Рядом с ней остановилась другая женщина, много помоложе, даже, пожалуй, молодая, но очень уж грязная. Даже не очень худая. Может быть, продавщица в хлебном магазине? Такие не худеют...

- Ты чего смотришь-то? -спросила она старушку. Та охотно откликнулась:

- Какая красота! Не правда ли?

- Жопа, - громко сказала женщина и пошла своей дорогой.

Старушка метнулась в сторону, часть супа, должно быть, выплеснулась из судка в кошелку Она заахала, пытаясь поправить беду, поставила судок прямо на снег, вылила в него из кошелки какую-то жидкость, всплеснула руками, поправила платок и, робко озираясь на закат, затрусила вдоль по улице.

"...Вот такие-то старушки и защищают Ленинград", - думал Костя, идя своим путем. Он шел по мосту, и справа от него пламенело розовое небо, того чистого химического оттенка, который так возмущает в искусстве и так трогает в природе. Слева, в февральской синеве, настороженно повис тонкий полумесяц. Его словно ударило все это. Какая красота! Молодец, старушка. Оборванная, голодная, немытая - а видит красоту. А он - слеп.

Когда же он ослеп? Должно быть, с самого начала. Сразу, как началась война. Или потом, на фронте, когда прочел в газете страшные слова: "житомирское направление..."

Да, после того он ослеп. Но в этот день он еще видел, и то, что он видел, было страшно. Черный, ощеренный, вооруженный до зубов лес и красная ракета, кровавой улыбкой осветившая небо...

Фронт, война... Как это быстро прошло. Он не успел почувствовать, что воюет. Да разве он воевал? Подвешивал бомбы, протирал ветошью стволы... Он и оглянуться не успел, как его ранило.

- Осколок разбил кость, разорвал ткани, прекратил жизнь сосудов. В девяноста девяти случаев из ста такую руку ампутируют. Один случай из ста остается. Принял решение - сохранить руку.

Это сказал хирург у операционного стола. Принял решение и сохранил руку. Вот она - болтается сбоку, как лишняя. Врачи говорили, что подвижность со временем восстановится: массаж, гимнастика... Сиракузы. Это у Достоевского врач посылал чахоточного мальчика в Сиракузы, а у того башмаков не было...

Впрочем, какое это теперь имеет значение? Все представления сместились. Все, что было важно, выцвело, отодвинулось. Вперед вышли совсем простые, изначальные вещи.

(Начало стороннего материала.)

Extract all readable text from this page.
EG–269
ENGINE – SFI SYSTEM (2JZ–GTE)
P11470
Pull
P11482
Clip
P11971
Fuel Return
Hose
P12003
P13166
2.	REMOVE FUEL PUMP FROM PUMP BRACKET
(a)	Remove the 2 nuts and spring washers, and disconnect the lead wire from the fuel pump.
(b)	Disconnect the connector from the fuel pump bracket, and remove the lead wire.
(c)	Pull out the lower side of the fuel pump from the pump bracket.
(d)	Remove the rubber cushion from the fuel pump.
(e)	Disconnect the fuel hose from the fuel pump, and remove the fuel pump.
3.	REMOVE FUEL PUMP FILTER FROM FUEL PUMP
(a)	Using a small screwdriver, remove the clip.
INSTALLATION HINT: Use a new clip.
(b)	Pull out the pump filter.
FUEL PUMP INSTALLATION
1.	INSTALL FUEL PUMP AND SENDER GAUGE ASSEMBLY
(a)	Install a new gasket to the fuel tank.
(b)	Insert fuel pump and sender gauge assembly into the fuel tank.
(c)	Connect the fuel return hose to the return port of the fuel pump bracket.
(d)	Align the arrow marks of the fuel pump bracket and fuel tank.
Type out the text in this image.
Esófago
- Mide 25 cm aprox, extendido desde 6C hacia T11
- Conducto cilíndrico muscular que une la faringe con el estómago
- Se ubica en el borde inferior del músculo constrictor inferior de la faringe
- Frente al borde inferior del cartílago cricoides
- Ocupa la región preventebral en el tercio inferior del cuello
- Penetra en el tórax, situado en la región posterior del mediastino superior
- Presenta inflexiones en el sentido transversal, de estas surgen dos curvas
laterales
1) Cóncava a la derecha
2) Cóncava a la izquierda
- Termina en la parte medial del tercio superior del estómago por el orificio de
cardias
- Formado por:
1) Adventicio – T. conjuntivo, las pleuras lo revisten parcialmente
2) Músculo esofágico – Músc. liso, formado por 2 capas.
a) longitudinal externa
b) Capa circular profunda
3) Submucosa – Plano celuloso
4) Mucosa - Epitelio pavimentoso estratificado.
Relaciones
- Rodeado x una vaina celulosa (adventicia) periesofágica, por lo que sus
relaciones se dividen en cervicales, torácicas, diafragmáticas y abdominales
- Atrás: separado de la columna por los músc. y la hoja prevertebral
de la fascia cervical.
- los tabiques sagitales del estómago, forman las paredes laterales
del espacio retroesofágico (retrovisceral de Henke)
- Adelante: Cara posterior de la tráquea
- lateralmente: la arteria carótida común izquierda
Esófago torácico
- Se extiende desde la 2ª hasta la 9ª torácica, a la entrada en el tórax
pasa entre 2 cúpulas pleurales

Хлеб, жизнь, близкие... Родина.

* * *

Обледеневший, горбатый мост остался позади. Но что-то случилось с ногами. Он не чувствовал больше общения со своими ногами и испугался: не дойду. Он вынул пакетик с хлебом и понюхал. Сейчас или на обратном пути? И не успел решить, как уже съел хлеб, грубо, по-дурацки, весь сразу. Не успел разжевать как следует. Ох, глупо! Надо было разделить на крошки и каждую есть отдельно, долго-долго. А теперь все кончено: нету хлеба.

...Да, о чем это он думал? О самых простых, изначальных вещах. О том, что с войной все стало на свои места. Грозно - но просто. Сомнений не было. Вот когда они наконец соединились - справедливость и верность!

Даже Юра это понял. Он, который всю жизнь во всем сомневался.

...Юра зашел попрощаться перед отъездом на фронт, в самые первые дни. Щеголеватый, подтянутый, тонкий в поясе, пилотка лихо надвинута на правую бровь, глаза темные, серьезные.

- Эким ты франтом, - сказал Костя.

- Не без того.

Юра еще туже обтянул спереди и собрал торчащими складками сзади новую, жесткую гимнастерку.

- Пилотка-то! Смерть девкам.

- Пилотка, как известно, должна делить правую бровь в ангармоническом отношении.

- Ну-ну. Выпьем, что ли, на прощанье?

Костя порылся в шкафу и извлек на свет божий запыленную бутылку. Вишневая. Откуда? Кажется, в позапрошлом году тетя Роза принесла, когда он болен был.

- Ликерчик, товарищ Плюшкин?

- Козявки и всякая дрянь напичкались было туда, но я весь сор повынул и теперь вот чистенькая, я вам налью рюмочку.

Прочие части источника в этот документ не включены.